Something Fishy on the High Seas: International Regulation, State Capacity and Common Pool Resources
How State Capacity affects Overfishing within and beyond National Jurisdiction
Overfishing is a large-scale collective action problem that poses real threats to the marine ecosystem, livelihoods, food security, and the world’s climate. Thus, understanding fishermen’s compliance with fisheries regulations is particularly valuable. How does state capacity affect overfishing within and beyond national jurisdiction? While previous research threats overfishing as a rather static matter and has strongly focused on the regulatory agencies’ capacity to monitor fishermen and enforce fisheries regulation under and beyond national jurisdiction, the transfer of earlier, under national jurisdiction, generated norms of compliance to areas beyond national jurisdiction has been overlooked. Furthermore, regulatory areas might vary in their appeal to fishermen, due to levels of state capacity, and the fishermen might shift their activities into areas with a lesser extent of monitoring and enforcement. By using a more dynamic framework, I argue that fishermen generate norms of compliance depending on the coastal or flag state’s level of state capacity, which are, transferred into regulatory areas beyond national jurisdiction. Moreover, areas with low capacities that allow for the exploitation of fisheries by external actors, are expected to show a greater extent of overfishing.
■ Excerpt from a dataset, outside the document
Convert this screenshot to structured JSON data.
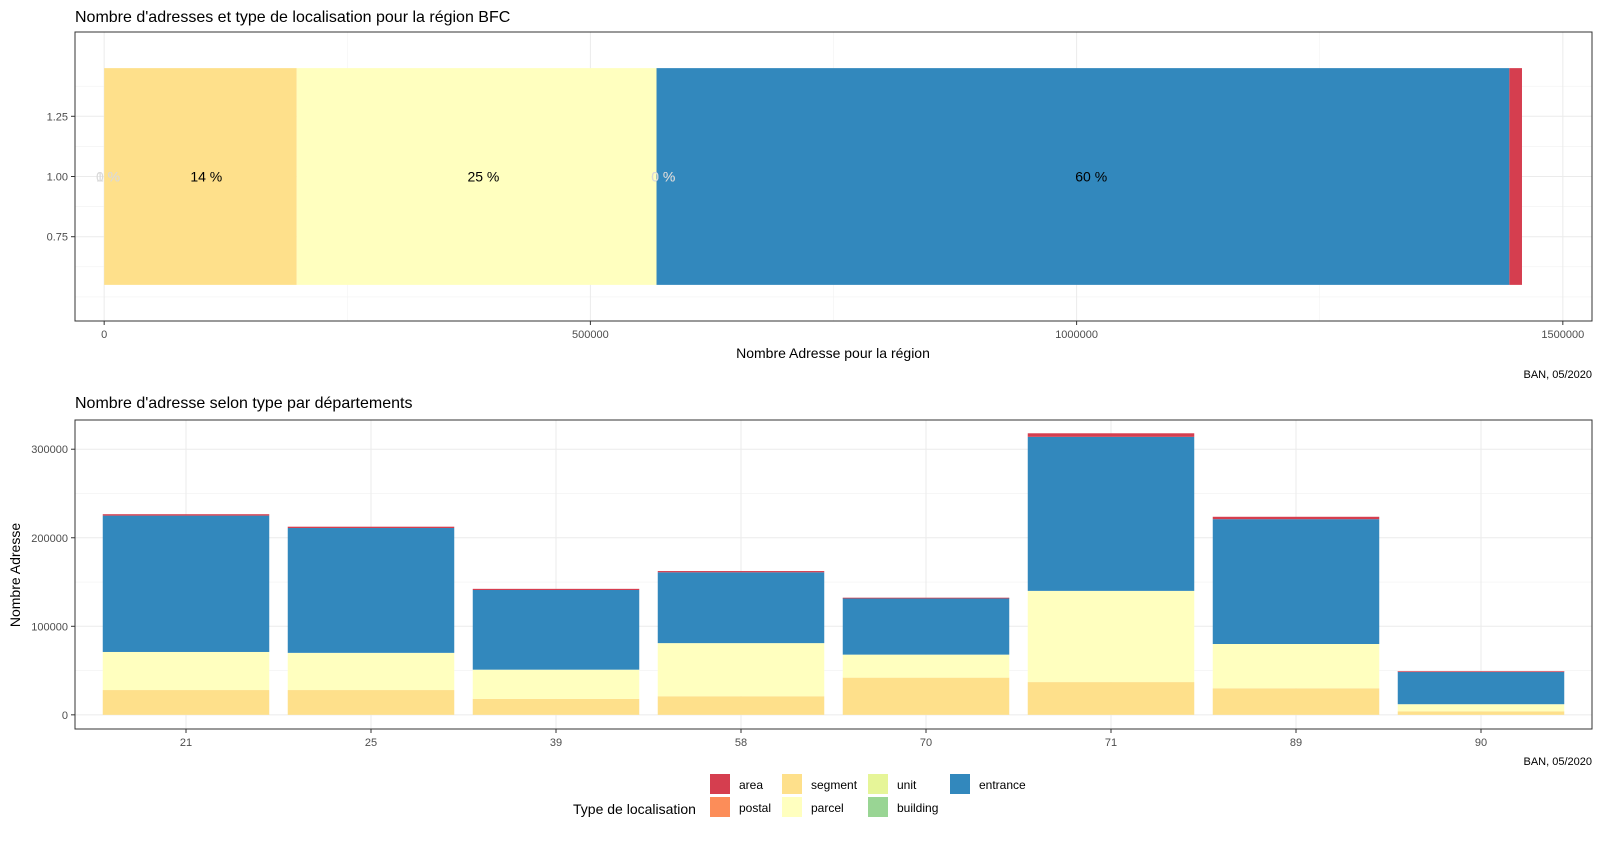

Evidence from a cross-sectional and time-series cross-sectional analysis of 106 countries suggests that state capacity affects overfishing and that norms are transferred to areas beyond national jurisdiction. Furthermore, vessels of flag states with open registries engage more often in overfishing and fishermen comply to a greater extent with fisheries regulation in waters of democracies with high state capacity.